Thursday, March 05, 2015

Overdoing the Snow Dance

I might have been a bit overzealous in my sleet dance, and it's possible I got my arms wrong (it happens all the time) and got a bit of snow dance in while I was at it because instead of (possibly in addition to) the 1 inch of sleet/freezing rain we were supposed to get, we got about six inches of snow. It transitioned to snow a lot earlier than they forecast, and it seemed to be falling pretty hard most of the night. A lot of the time, it was blowing horizontally from the north. My front door faces north, so I have a nice snowdrift against my front door.

Either way, I achieved my objective and they cancelled evening activities at the church. Good thing, too, because right at the time children's choir would have ended, the sleet started and there was already a glaze of ice on most surfaces. It was sleeting hard at the time adult choir would have ended. I also got a break on Mary Poppins rehearsals because even if they have a rehearsal tonight, the adults don't have to come. It sounds like the kids are going to be drilled in the scenes they're still having problems with. That means I get another evening of quality time with my sofa, which is good because unless things clear up a lot before tonight, I wouldn't have driven.

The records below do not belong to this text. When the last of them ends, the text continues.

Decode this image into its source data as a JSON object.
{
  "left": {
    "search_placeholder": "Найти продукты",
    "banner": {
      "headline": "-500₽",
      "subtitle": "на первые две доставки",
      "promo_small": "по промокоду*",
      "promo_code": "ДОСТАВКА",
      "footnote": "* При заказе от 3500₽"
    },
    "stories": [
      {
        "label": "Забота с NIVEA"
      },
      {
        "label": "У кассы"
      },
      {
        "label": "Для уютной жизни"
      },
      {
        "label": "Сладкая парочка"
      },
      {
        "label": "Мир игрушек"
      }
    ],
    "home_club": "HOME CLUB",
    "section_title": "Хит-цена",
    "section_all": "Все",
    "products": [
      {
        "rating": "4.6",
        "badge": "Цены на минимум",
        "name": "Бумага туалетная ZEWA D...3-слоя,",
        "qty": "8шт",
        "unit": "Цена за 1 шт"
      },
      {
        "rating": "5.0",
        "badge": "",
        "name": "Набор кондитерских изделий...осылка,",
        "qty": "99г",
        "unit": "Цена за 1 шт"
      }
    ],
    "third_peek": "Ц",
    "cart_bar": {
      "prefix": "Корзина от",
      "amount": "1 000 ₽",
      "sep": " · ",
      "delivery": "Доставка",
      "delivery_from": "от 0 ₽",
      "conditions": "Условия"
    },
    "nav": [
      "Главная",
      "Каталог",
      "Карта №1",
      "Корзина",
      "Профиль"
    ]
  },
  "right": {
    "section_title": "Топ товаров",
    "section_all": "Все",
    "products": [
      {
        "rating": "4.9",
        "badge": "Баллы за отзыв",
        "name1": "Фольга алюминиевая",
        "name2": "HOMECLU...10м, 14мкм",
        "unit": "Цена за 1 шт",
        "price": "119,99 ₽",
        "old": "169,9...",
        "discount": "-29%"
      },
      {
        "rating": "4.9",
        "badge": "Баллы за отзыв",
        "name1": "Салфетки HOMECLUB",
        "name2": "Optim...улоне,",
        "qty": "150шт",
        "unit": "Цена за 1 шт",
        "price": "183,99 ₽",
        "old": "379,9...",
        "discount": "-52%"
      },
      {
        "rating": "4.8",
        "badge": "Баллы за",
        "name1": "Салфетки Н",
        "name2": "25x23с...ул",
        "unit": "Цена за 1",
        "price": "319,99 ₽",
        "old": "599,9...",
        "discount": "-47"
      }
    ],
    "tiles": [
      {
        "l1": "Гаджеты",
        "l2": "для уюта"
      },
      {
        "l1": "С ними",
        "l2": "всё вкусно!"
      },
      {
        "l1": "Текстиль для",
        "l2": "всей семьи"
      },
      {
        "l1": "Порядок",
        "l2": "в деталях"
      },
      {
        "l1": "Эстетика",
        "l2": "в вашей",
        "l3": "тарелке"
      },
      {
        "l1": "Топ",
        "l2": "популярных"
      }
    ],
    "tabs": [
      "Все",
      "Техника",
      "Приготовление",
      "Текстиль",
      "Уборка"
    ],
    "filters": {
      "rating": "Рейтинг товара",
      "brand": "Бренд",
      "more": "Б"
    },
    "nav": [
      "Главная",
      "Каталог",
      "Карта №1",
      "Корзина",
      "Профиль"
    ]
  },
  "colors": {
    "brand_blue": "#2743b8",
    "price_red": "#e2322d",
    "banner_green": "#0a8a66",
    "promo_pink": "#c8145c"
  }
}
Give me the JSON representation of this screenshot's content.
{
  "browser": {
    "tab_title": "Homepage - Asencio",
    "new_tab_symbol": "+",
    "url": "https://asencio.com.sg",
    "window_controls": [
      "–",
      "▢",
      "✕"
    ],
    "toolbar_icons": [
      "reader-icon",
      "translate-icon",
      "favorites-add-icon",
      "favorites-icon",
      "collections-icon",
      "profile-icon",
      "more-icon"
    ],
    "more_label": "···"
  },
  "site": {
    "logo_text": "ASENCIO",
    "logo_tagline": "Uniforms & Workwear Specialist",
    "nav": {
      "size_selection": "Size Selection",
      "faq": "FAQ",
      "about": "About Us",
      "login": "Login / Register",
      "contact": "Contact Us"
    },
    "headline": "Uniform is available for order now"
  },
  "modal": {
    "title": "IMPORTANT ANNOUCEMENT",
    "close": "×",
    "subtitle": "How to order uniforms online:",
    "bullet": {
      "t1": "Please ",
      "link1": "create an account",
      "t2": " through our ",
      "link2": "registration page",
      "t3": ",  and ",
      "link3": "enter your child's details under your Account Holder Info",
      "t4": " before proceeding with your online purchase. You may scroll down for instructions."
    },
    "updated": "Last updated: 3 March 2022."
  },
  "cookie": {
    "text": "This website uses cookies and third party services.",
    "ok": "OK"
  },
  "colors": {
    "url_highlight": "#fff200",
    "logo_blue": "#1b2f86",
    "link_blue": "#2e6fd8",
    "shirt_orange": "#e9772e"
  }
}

So, this is what it looked like just before I went to bed last night:


And this is my patio this morning.


Fortunately, the sun is out and it's supposed to get above freezing this afternoon, so it should be gone by tomorrow.

I didn't do as much writing as I hoped yesterday because it turns out that checking the radar and the weather conditions every five minutes is bad for your productivity (really!). I did review some parts I'd already written, and then I did some research on one thing and realized I've written myself into a bind with something already in the book that was published this week. I had Michael and his partner investigating a death in Central Park, and I'd thought that the precinct that covered that area would also include parts of the surrounding city. But the park is its own precinct, and they must be really bored there because the crime statistics are surprisingly low. It doesn't affect me too much because most of the cases I'd want to cover will be in the park, since the natural areas are where the fairy world and the human world intersect. I don't know if they'd actually have detectives assigned to that precinct, but if they did, I doubt they'd specialize in any one area. So not every case has to be a potential homicide.

Not that most crime shows or mysteries would bother about this. They generally have the hero detective investigating every crime in the city, in all five boroughs. And this is a series about fairies, so realism is already off the table. I just like to make the "real" stuff realistic. Really, all I need is for Mari, Michael's partner, to make a remark about them getting a cushy gig while he's coming back from an injury, and then they can also comment on the unusually high number of dead bodies they're coming across. Seriously, according to the crime stats, Central Park makes Mayberry look like a crime-ridden hellhole.

Now that I've cleared up that detail, maybe I'll get more work done today.